In obtaining dipentaerythritol,
After crystallization from an aqueous solution containing pentaerythritol and dipentaerythritol without adding unnecessary water during the production process, collecting the water, and further consuming unnecessary energy that also requires purification. It is possible to provide a method for separating dipentaerythritol having a low pentaerythritol content with high purity by a simple operation such as heating and dissolving, which is industrially superior.

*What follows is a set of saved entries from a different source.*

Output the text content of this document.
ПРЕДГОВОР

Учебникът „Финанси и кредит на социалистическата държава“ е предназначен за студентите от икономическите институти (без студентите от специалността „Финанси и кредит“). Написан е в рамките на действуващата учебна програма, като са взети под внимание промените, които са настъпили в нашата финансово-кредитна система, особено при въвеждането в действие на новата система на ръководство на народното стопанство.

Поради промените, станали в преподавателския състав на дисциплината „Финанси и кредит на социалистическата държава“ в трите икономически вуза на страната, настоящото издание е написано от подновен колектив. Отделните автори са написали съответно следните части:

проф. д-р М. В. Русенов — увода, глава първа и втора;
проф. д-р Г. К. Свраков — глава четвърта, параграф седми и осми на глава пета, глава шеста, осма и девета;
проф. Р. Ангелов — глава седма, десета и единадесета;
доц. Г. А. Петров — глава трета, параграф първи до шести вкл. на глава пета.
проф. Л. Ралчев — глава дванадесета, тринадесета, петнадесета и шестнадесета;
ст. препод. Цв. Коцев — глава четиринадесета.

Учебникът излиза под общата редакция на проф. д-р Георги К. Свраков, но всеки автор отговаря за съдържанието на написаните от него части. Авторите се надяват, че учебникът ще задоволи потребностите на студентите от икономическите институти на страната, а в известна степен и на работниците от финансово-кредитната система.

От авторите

 ──────────────────────────────────────────────────続 き Continued on the front page (72) Inventor Tsutomu Kajiguri 1-6-6 Takasago, Takaishi City, Osaka Prefecture Mitsui Chemicals, Inc. (72) Inventor Yoshiichi Uehara 1-6-6 Takasago, Takaishi City, Osaka Mitsui Chemicals, Inc. F term (reference) 4H006 AA02 AD15 AD17 BB31 BC50 BC51 BD82 FG40 FG90

Claims (3)

[Claims] 1. A method for separating dipentaerythritol from an aqueous solution containing pentaerythritol and dipentaerythritol, wherein the aqueous solution is crystallized to obtain a slurry containing crystallized pentaerythritol and dipentaerythritol, The total amount of pentaerythritol,
Alternatively, a method for separating dipentaerythritol, which further comprises solid-liquid separation of a slurry obtained by heating until almost the entire amount is dissolved. 2. An aqueous solution containing pentaerythritol and dipentaerythritol, wherein the weight-based concentration of pentaerythritol is 5 to 50% and pentaerythritol /
The method for separating dipentaerythritol according to claim 1, wherein the weight ratio of dipentaerythritol is 1 to 16. 3. The total amount of pentaerythritol, or
2. The dipentaerythritol according to claim 1, wherein the temperature for heating until almost the entire amount is dissolved is 2 to 50 ° C. higher than the crystallization temperature of the aqueous solution containing pentaerythritol and dipentaerythritol and is maintained for 1 minute to 2 hours. Separation method.